There is only one way to describe John Buchan’s “The 39 Steps,” now at Wyatt Pavilion — silly, frenetic madness and mayhem.

This Patrick Barlow homage to the 1935 Alfred Hitchcock film is based on a John Buchan novel. Described by UCD’s department of theater and dance as “a Hitchcock masterpiece with an action thriller, adding a dash of Monty Python,” this production, directed by Mindy Cooper, will have you gasping for breath between the laughs.

The production also celebrates the 110th anniversary of Wyatt Pavilion, the oldest building on campus.

It is a cast of five — Matt Skinner, Kelly Tappan, Daniel Ferrer, Matthew Murphy and Caitlin Sales — who create more than 100 characters, with lightning-fast costume changes, most in full sight of the audience. One actor may change character three times in a matter of seconds.

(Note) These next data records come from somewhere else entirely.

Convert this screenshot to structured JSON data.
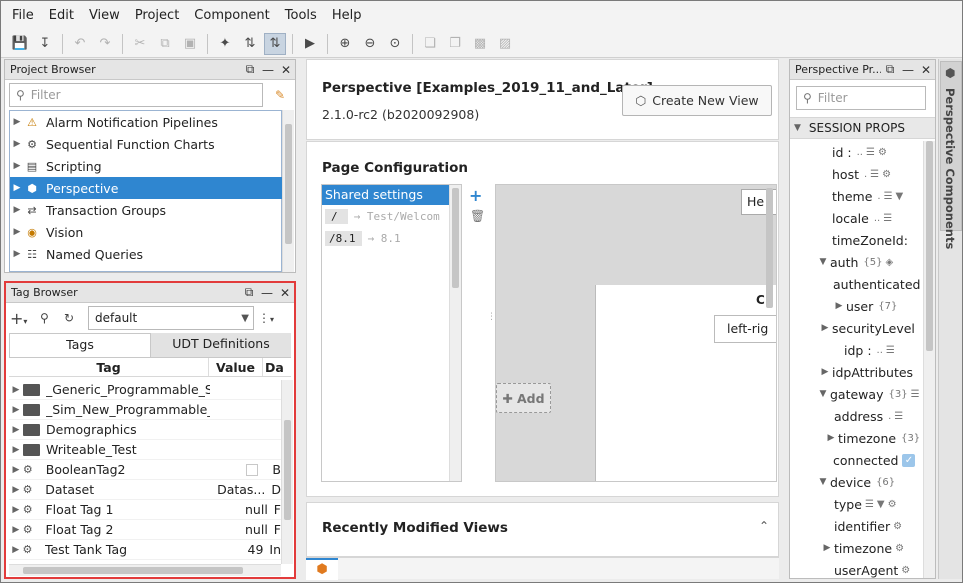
{
  "menu": [
    "File",
    "Edit",
    "View",
    "Project",
    "Component",
    "Tools",
    "Help"
  ],
  "project_browser": {
    "title": "Project Browser",
    "filter_placeholder": "Filter",
    "items": [
      {
        "label": "Alarm Notification Pipelines",
        "icon": "alarm-icon"
      },
      {
        "label": "Sequential Function Charts",
        "icon": "sfc-icon"
      },
      {
        "label": "Scripting",
        "icon": "script-icon"
      },
      {
        "label": "Perspective",
        "icon": "perspective-icon"
      },
      {
        "label": "Transaction Groups",
        "icon": "transaction-icon"
      },
      {
        "label": "Vision",
        "icon": "vision-icon"
      },
      {
        "label": "Named Queries",
        "icon": "query-icon"
      }
    ]
  },
  "tag_browser": {
    "title": "Tag Browser",
    "provider": "default",
    "tabs": [
      "Tags",
      "UDT Definitions"
    ],
    "columns": [
      "Tag",
      "Value",
      "Da"
    ],
    "rows": [
      {
        "name": "_Generic_Programmable_Sim",
        "value": "",
        "dt": "",
        "type": "folder"
      },
      {
        "name": "_Sim_New_Programmable_",
        "value": "",
        "dt": "",
        "type": "folder"
      },
      {
        "name": "Demographics",
        "value": "",
        "dt": "",
        "type": "folder"
      },
      {
        "name": "Writeable_Test",
        "value": "",
        "dt": "",
        "type": "folder"
      },
      {
        "name": "BooleanTag2",
        "value": "",
        "dt": "B",
        "type": "tag"
      },
      {
        "name": "Dataset",
        "value": "Datas...",
        "dt": "D",
        "type": "tag"
      },
      {
        "name": "Float Tag 1",
        "value": "null",
        "dt": "F",
        "type": "tag"
      },
      {
        "name": "Float Tag 2",
        "value": "null",
        "dt": "F",
        "type": "tag"
      },
      {
        "name": "Test Tank Tag",
        "value": "49",
        "dt": "In",
        "type": "tag"
      }
    ]
  },
  "main": {
    "project_title": "Perspective [Examples_2019_11_and_Later]",
    "version": "2.1.0-rc2 (b2020092908)",
    "create_view": "Create New View",
    "page_config_title": "Page Configuration",
    "shared_settings": "Shared settings",
    "routes": [
      {
        "path": "/",
        "target": "→ Test/Welcom"
      },
      {
        "path": "/8.1",
        "target": "→ 8.1"
      }
    ],
    "preview_header": "He",
    "preview_c": "C",
    "preview_left": "left-rig",
    "add_label": "Add",
    "recent_title": "Recently Modified Views"
  },
  "props_panel": {
    "title": "Perspective Pr...",
    "filter_placeholder": "Filter",
    "section": "SESSION PROPS",
    "side_tab": "Perspective Components",
    "rows": [
      {
        "key": "id",
        "suffix": ":",
        "mini": "..",
        "indent": 0
      },
      {
        "key": "host",
        "suffix": "",
        "mini": ".",
        "indent": 0
      },
      {
        "key": "theme",
        "suffix": ".",
        "mini": "",
        "indent": 0
      },
      {
        "key": "locale",
        "suffix": "",
        "mini": "..",
        "indent": 0
      },
      {
        "key": "timeZoneId",
        "suffix": ":",
        "mini": "",
        "indent": 0
      },
      {
        "key": "auth",
        "suffix": "",
        "mini": "{5}",
        "indent": 0
      },
      {
        "key": "authenticated",
        "suffix": "",
        "mini": "",
        "indent": 1
      },
      {
        "key": "user",
        "suffix": "",
        "mini": "{7}",
        "indent": 1
      },
      {
        "key": "securityLevel",
        "suffix": "",
        "mini": "",
        "indent": 1
      },
      {
        "key": "idp",
        "suffix": ":",
        "mini": "..",
        "indent": 2
      },
      {
        "key": "idpAttributes",
        "suffix": "",
        "mini": "",
        "indent": 0
      },
      {
        "key": "gateway",
        "suffix": "",
        "mini": "{3}",
        "indent": 0
      },
      {
        "key": "address",
        "suffix": "",
        "mini": ".",
        "indent": 1
      },
      {
        "key": "timezone",
        "suffix": "",
        "mini": "{3}",
        "indent": 1
      },
      {
        "key": "connected",
        "suffix": "",
        "mini": "",
        "indent": 0
      },
      {
        "key": "device",
        "suffix": "",
        "mini": "{6}",
        "indent": 0
      },
      {
        "key": "type",
        "suffix": "",
        "mini": "",
        "indent": 1
      },
      {
        "key": "identifier",
        "suffix": "",
        "mini": "",
        "indent": 1
      },
      {
        "key": "timezone",
        "suffix": "",
        "mini": "",
        "indent": 1
      },
      {
        "key": "userAgent",
        "suffix": "",
        "mini": "",
        "indent": 1
      }
    ]
  },
  "colors": {
    "accent": "#2f86d0",
    "highlight_border": "#e23b3b"
  }
}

The only actor who does not change character is Skinner. He appears as the uber-British Richard Hanny, whose brief encounter with a glamorous woman he meets in the theater (Tappan — like Hitchcock leading ladies, she is a striking blonde) leads to numerous adventures that involve chases across moors, streams and bridges, false identities, and even murder (for which he is, of course, falsely accused).

Poor Hanny will be chased through two dozen locations before the play comes to its end.

The parade of police, spies, rustics, traveling salesmen, innkeepers, newsboys and railroad porters are all played by Ferrer, Murphy and Sales, who did not make a visible misstep despite the zaniness of the action. Watching them change hats, coats and accents is as much fun as watching the people they become.

Big kudos to costume designers Maria Delgadillo, Alisa Sakakura and Autumn Ward, headed by Roxanne Femling.

The creative team of Duke Durfee (scenic design), Pamila Z. Gray (lighting design) and Lindsay Putnam (sound design) create great effects, such as a tribute to Hitchcock’s “North by Northwest” when Hanny is chased by a crop duster.

(To the best of my knowledge, director Cooper did not, like Hitchcock, have a brief walk-on, but who can tell with all those characters?)

The innovative use of things — like ladders to represent the Forth Bridge, or big photo frames that double as windows through which characters escape — is brilliant.

The pace is breathtaking and the laughs tumble over each other throughout.

Be advised that if you have difficult reading small print, bringing a magnifying glass is advised. The print in the program is so incredibly tiny that I was not able to read it until I got home and could see it under a magnifying glass.